JB- April agreed to read excerpts from Mrs. King's memoir as a springboard to start off our discussion. We began with a passage from the second chapter. Coretta Scott was explaining how she met her future husband in Boston. She was attending the New England Conservatory of Music on scholarship, and lived in Beacon Hill. Her friend had told her about Martin Luther King, Jr., and when she found out he was a minister, she writes that she lost interest. Though she was deeply religious, she was moving away from fundamentalism.
AS- "For this and other reasons, I did not attend church regularly when I first went to Boston. I was the only black living in the Beacon Hill section, and I did not feel comfortable going to the churches in that area. I said to myself 'I can workship in my room.'"
I can understand what she went through, as a Black woman, being in certain areas, if it's not predominantly black I can relate to that I can understand how she felt.
TH- Religion is a very sensitive subject. It is where people turn for comfort -- to be in surroundings that are unfamiliar, in the place you look for comfort, that is very difficult.
JB- As our conversation progressed, I asked the women if discrimination is still a part of their daily lives. No one needed a moment to think about a response.
TH- Which day of the week are you talking about...? (laughter)
AS- There's one thing you have to understand -- no matter what happens to me, no matter how much money I make, no matter what car I drive, there's one thing I'll always be, first, and that is black.
TH- I deal with something racially motivated every single day. I'd have to stay home -- it could be a girl in retail at Saks (Fifth Avenue), not that there's anything wrong with retail, gotta love retail, cause where would we be without it, but people in menial jobs treat me with disrespect, and it's all because of race.
RS- We have to remember what Martin Luther King and our black ancestors went through.

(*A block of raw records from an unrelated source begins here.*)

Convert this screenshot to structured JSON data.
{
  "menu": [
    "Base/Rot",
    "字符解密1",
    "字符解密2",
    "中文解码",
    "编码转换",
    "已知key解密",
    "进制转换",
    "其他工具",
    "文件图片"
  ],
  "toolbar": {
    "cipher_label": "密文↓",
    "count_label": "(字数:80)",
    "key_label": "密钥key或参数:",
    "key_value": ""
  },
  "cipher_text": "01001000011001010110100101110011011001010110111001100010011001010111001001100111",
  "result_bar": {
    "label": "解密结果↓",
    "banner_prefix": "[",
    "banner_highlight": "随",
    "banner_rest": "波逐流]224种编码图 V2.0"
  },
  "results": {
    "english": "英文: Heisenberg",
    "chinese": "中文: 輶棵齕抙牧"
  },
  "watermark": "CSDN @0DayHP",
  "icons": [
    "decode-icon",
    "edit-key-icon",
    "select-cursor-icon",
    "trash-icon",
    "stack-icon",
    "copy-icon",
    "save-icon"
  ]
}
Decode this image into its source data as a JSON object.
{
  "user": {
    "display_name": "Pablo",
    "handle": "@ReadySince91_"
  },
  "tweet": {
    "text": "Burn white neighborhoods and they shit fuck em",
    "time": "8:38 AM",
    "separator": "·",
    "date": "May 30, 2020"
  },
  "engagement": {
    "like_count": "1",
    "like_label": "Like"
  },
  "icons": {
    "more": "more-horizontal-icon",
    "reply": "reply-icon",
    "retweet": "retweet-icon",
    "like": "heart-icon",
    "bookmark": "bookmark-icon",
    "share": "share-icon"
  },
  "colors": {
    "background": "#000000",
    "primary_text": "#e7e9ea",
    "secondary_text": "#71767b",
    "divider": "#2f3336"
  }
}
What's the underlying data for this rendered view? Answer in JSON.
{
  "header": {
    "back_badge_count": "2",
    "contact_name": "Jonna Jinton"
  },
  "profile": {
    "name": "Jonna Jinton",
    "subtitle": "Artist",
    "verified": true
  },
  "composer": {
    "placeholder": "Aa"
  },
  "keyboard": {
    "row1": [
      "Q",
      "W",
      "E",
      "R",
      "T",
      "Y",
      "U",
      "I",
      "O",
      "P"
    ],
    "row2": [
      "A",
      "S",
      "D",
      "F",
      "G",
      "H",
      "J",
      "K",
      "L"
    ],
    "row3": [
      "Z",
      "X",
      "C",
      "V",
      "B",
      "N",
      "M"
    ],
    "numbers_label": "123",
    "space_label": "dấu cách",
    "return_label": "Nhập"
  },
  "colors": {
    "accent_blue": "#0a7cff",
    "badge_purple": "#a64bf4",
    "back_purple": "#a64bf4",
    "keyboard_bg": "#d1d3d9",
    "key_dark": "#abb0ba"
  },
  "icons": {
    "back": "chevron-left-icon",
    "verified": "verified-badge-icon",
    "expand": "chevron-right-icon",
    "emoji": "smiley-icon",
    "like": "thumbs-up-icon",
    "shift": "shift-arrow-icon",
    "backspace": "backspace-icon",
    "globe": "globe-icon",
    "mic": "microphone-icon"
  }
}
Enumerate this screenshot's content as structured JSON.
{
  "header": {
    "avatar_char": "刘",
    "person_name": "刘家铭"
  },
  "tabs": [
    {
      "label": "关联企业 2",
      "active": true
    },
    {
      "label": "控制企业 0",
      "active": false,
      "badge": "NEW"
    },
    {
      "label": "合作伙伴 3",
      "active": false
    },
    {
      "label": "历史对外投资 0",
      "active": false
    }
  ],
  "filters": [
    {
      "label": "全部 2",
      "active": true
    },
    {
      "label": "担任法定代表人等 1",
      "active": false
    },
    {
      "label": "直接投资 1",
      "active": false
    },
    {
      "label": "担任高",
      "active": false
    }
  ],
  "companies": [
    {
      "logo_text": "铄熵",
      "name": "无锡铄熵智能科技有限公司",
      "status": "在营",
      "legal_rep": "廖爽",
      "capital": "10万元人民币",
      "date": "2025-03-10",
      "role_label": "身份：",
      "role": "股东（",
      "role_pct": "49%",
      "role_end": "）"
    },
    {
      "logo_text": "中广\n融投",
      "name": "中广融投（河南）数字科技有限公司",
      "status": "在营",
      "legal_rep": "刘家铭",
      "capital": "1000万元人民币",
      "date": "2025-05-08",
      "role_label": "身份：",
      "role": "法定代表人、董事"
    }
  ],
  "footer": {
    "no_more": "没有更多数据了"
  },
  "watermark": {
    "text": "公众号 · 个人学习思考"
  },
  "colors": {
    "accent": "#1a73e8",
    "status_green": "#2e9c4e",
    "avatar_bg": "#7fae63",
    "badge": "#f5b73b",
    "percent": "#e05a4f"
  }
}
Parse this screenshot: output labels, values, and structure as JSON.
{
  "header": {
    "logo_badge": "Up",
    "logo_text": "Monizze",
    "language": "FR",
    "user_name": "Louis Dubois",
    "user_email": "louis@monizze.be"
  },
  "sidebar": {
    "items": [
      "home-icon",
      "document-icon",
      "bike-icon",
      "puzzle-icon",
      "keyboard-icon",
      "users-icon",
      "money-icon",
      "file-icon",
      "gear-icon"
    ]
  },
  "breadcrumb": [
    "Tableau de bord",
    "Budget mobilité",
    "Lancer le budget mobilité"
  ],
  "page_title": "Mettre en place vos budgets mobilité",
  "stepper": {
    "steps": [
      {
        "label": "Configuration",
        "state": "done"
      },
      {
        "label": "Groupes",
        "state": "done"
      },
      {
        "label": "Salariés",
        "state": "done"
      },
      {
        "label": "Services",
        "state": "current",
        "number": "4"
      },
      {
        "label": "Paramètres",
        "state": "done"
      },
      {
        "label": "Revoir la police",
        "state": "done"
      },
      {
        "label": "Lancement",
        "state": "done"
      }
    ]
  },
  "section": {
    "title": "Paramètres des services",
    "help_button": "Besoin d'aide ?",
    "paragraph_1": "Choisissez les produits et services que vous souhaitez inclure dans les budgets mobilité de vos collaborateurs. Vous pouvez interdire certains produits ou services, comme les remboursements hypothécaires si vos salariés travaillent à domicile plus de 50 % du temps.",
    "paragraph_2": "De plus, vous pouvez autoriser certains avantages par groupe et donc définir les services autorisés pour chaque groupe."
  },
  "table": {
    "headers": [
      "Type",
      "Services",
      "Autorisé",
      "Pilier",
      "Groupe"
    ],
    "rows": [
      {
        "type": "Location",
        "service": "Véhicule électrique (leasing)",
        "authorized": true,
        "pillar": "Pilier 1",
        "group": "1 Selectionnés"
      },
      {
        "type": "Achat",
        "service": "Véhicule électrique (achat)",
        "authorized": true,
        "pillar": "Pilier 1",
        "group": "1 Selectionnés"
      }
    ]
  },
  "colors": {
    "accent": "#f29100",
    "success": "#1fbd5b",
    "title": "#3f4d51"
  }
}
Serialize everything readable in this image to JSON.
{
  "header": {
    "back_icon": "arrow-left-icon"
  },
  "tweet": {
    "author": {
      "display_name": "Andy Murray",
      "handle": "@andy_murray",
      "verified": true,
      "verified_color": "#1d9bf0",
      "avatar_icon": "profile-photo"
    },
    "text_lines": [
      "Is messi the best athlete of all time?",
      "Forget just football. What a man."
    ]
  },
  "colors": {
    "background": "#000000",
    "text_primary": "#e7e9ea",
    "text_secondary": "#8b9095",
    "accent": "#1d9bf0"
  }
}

Their struggle was about freedom, a fight never giving up, it was about love -- and we have to remember that, and remember God.
JB- Rhonda, April and Tony say they'll consider returning the the 90.3 WCPN studios from time to time, to comment on being black, female and successful in a changing world. In Cleveland, Janet Babin, 90.3 WCPN, 90.3 FM.
TM- If reparations were passed and they gave me a check, I just want you to know I'd take it!